27 de junho: Dia da Independência do Djibuti
Sexta, 03 de Julho de 2015

Prezados leitores deste renomado jornal de nossa região, volto por este meio celebrar com vocês, aniversários, marcas históricas, econômicas, sociais e culturais dos povos do continente africano. Desta vez, vamos conhecer um pouco do que foi o processo da independência do povo da República do Djibuti.
Djibuti é um pequeno país africano localizado na parte oriental do continente. A sua população é de aproximadamente 906 mil habitantes. Sua capital é a cidade de Djibuti. Seu território possui uma área de 23,2 mil quilômetros quadrados, dimensões equivalentes as do estado de Sergipe. A religião principal do país é o islamismo, havendo uma minoria de 6% de cristãos. As línguas oficiais são o árabe e o francês, apesar do somali e do afar serem amplamente utilizados.

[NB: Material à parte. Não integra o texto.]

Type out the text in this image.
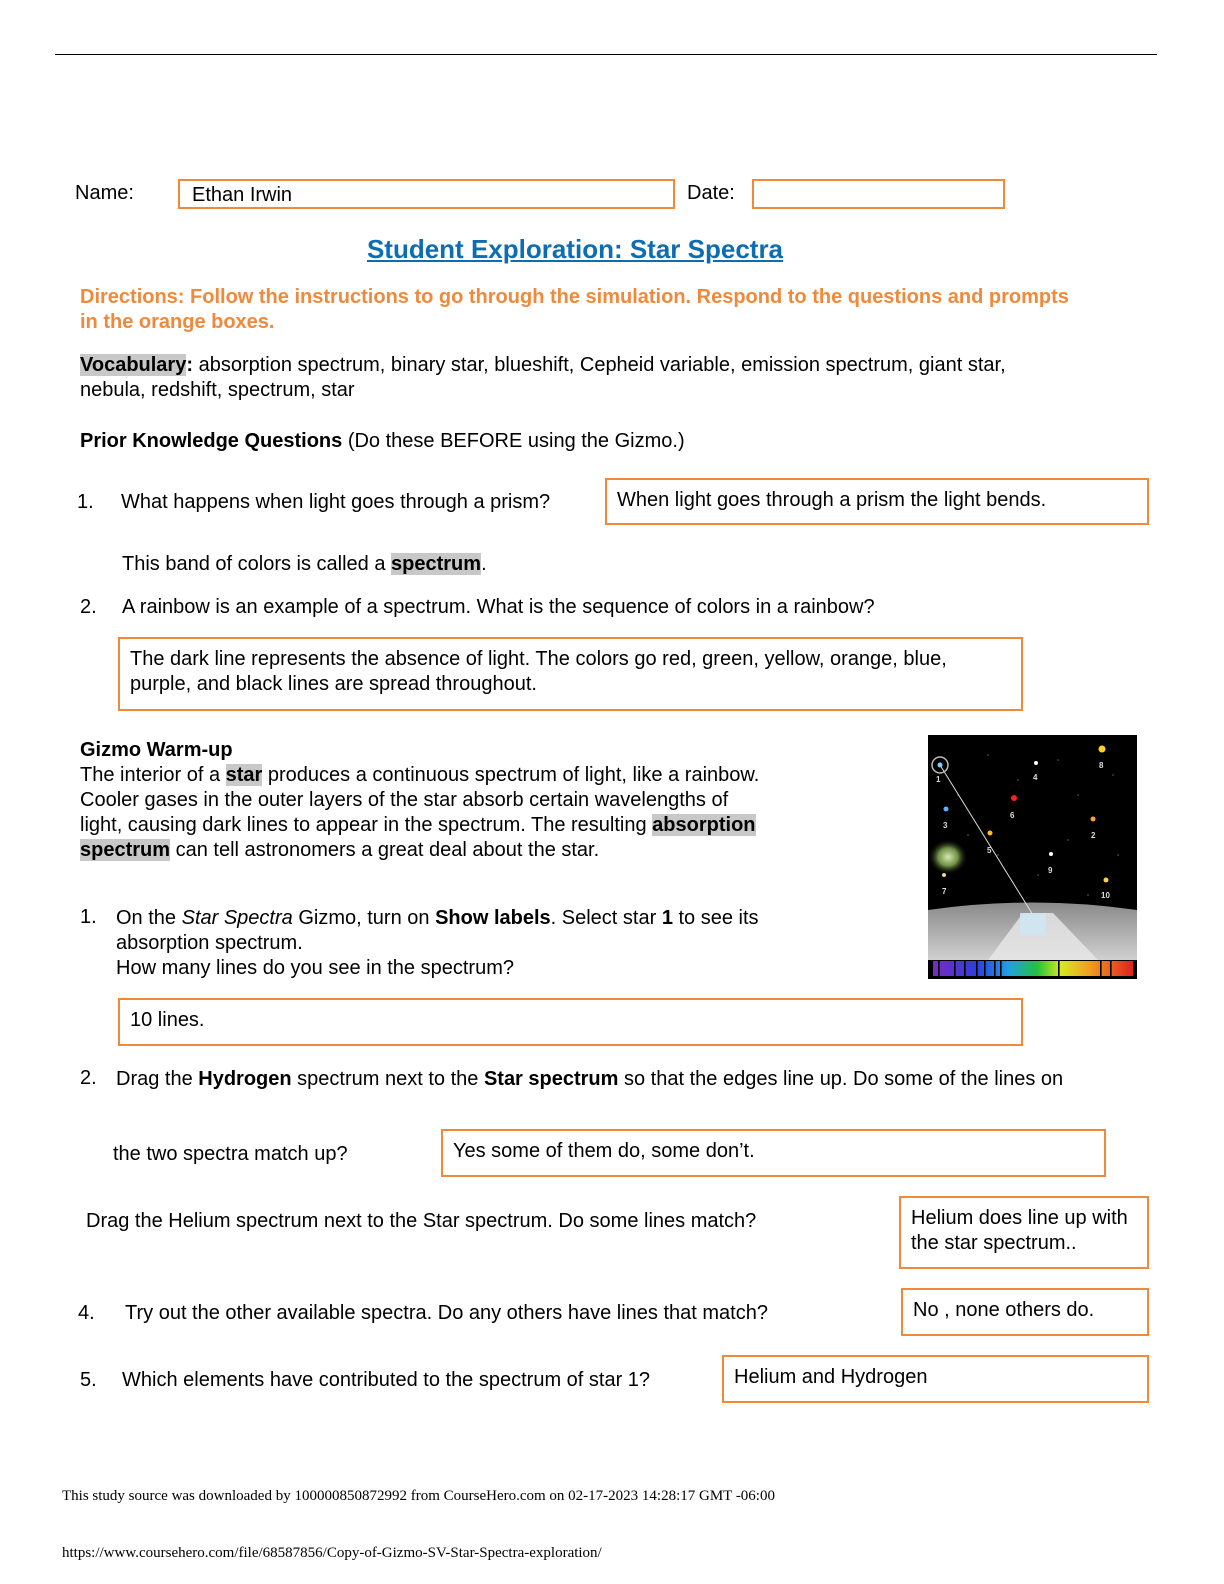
Name:	Ethan Irwin	Date:
Student Exploration: Star Spectra
Directions: Follow the instructions to go through the simulation. Respond to the questions and prompts in the orange boxes.
Vocabulary: absorption spectrum, binary star, blueshift, Cepheid variable, emission spectrum, giant star, nebula, redshift, spectrum, star
Prior Knowledge Questions (Do these BEFORE using the Gizmo.)
1. What happens when light goes through a prism?	When light goes through a prism the light bends.
This band of colors is called a spectrum.
2. A rainbow is an example of a spectrum. What is the sequence of colors in a rainbow?
The dark line represents the absence of light. The colors go red, green, yellow, orange, blue, purple, and black lines are spread throughout.
Gizmo Warm-up
The interior of a star produces a continuous spectrum of light, like a rainbow. Cooler gases in the outer layers of the star absorb certain wavelengths of light, causing dark lines to appear in the spectrum. The resulting absorption spectrum can tell astronomers a great deal about the star.
1
2
3
4
5
6
7
8
9
10
1. On the Star Spectra Gizmo, turn on Show labels. Select star 1 to see its absorption spectrum.
How many lines do you see in the spectrum?
10 lines.
2. Drag the Hydrogen spectrum next to the Star spectrum so that the edges line up. Do some of the lines on
the two spectra match up?	Yes some of them do, some don’t.
Drag the Helium spectrum next to the Star spectrum. Do some lines match?	Helium does line up with the star spectrum..
4. Try out the other available spectra. Do any others have lines that match?	No , none others do.
5. Which elements have contributed to the spectrum of star 1?	Helium and Hydrogen
This study source was downloaded by 100000850872992 from CourseHero.com on 02-17-2023 14:28:17 GMT -06:00
https://www.coursehero.com/file/68587856/Copy-of-Gizmo-SV-Star-Spectra-exploration/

Antes da chegada dos árabes e dos colonizadores europeus, a região era povoada em sua maior parte pelo grupo étnico dos Afars, que compreendia os Adoh e os Ammara e o grupo étnico dos Issas, integrado pelos Abgal, Dalol e Mardig. A chegada dos árabes fez crescer o intercâmbio comercial, com produtos como o marfim e o ouro, fazendo crescer a economia.
Atraídos pelas riquezas da Etiópia, os europeus nomeadamente, Portugueses, Italianos, Franceses e Ingleses, chegaram às costas do Mar Vermelho no século 19 e se estabeleceram inicialmente na costa para realizar trocas comerciais. Entretanto, movidos pela dominação e exploração, os europeus, através de tratados de proteção, dividiram a região e coube à França a dominação da região do atual Djibuti.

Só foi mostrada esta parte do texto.